6 Şubat depremlerinde yıkılan Ezgi Apartmanı ile ilgili yürütülen davada, tutuklu iş yeri sahiplerine yönelik hazırlanan bilirkişi raporları kamuoyu ve yargı sürecinde tartışılmaya devam ediyor. Sanıkların avukatı Ersan Şen, Karadeniz Teknik Üniversitesi (KTÜ) tarafından hazırlanan rapora itiraz ederek, benzer bir davada farklı görüşler bildirildiğini belirtti.
Tadilat ile Yıkım Arasındaki İlliyet Bağı Tartışması
Avukat Şen, Gaziantep’in Nurdağı ilçesinde yıkılan bir apartmanın davasını örnek göstererek, İslahiye’de görülen davada yapılan ek bilirkişi incelemesi sonucunda tadilat ile yıkım arasında illiyet bağının bulunmadığını hatırlattı. Şen, KTÜ raporunun eksik ve hatalı olduğunu, bu rapor üzerinden sanıklara asli kusur isnat edilmesinin hukuka aykırı olduğunu savundu.
Asli Kusur Tespiti Mahkemeye Ait
Ersan Şen, bilirkişilerin yalnızca teknik değerlendirme yapabileceğini, asli veya tali kusur tespitinin mahkemenin yetkisinde olduğunu vurguladı. Türk Ceza Kanunu’nun 22. maddesine atıfta bulunan Şen, KTÜ raporunda bu sınırın aşıldığını belirtti.
Şen, alkollü sürücü örneği üzerinden açıklama yaparak, ruhsatsız tadilat yapılmasının otomatik olarak yıkımdan sorumlu tutulmayı gerektirmediğini dile getirdi.
İTÜ ve ODTÜ Raporları Sanıklar Lehine
Ezgi Apartmanı dosyasına daha sonra giren İstanbul Teknik Üniversitesi (İTÜ) ve Orta Doğu Teknik Üniversitesi (ODTÜ) raporları, yapılan tadilatların binanın yıkımına neden olmadığını açıkça ortaya koydu.

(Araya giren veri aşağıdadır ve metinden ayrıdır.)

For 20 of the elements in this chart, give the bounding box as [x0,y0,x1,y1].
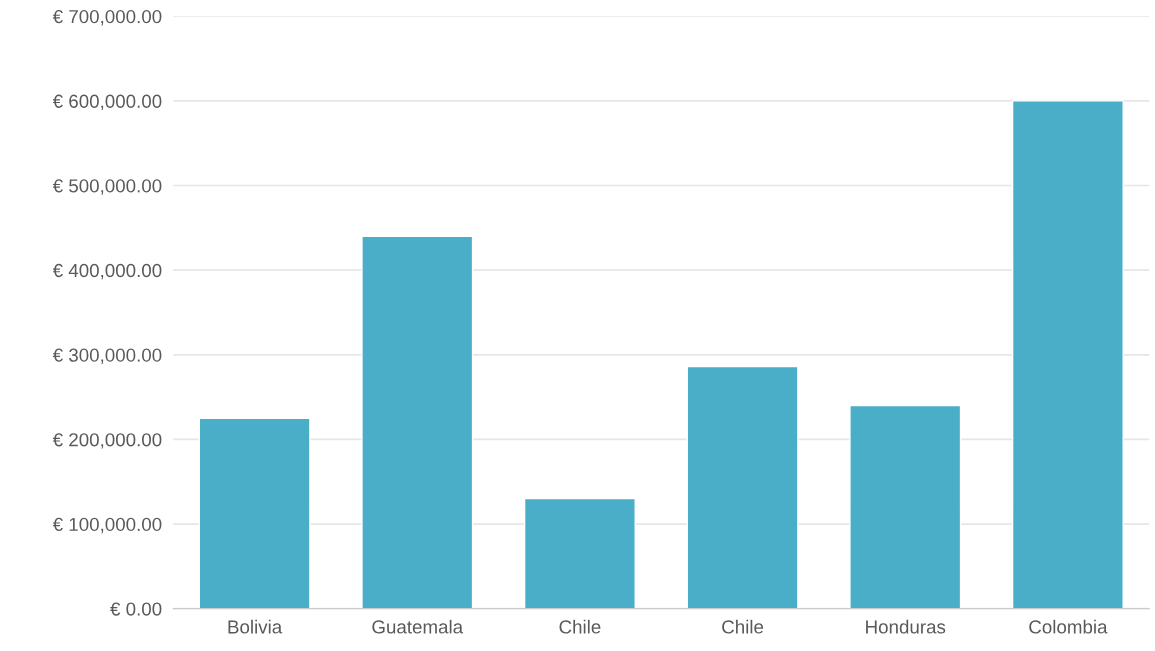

Avukat Şen, KTÜ raporunun bu soruya net yanıt vermediğini ve bu nedenle eksik olduğunu ifade etti.
Tutukluluk Hâli Devam Ediyor
Tüm bu raporlara rağmen sanıkların tutukluluk halinin devam ettiğini belirten Şen, “Tutuklama tedbiri için kuvvetli suç şüphesini gösteren somut deliller bulunmamaktadır. Bilirkişi raporları delilleri değerlendirme aracıdır ve son gelen raporlar açıkça lehimizedir. İtirazlarımız sürüyor, süreç devam edecek” dedi.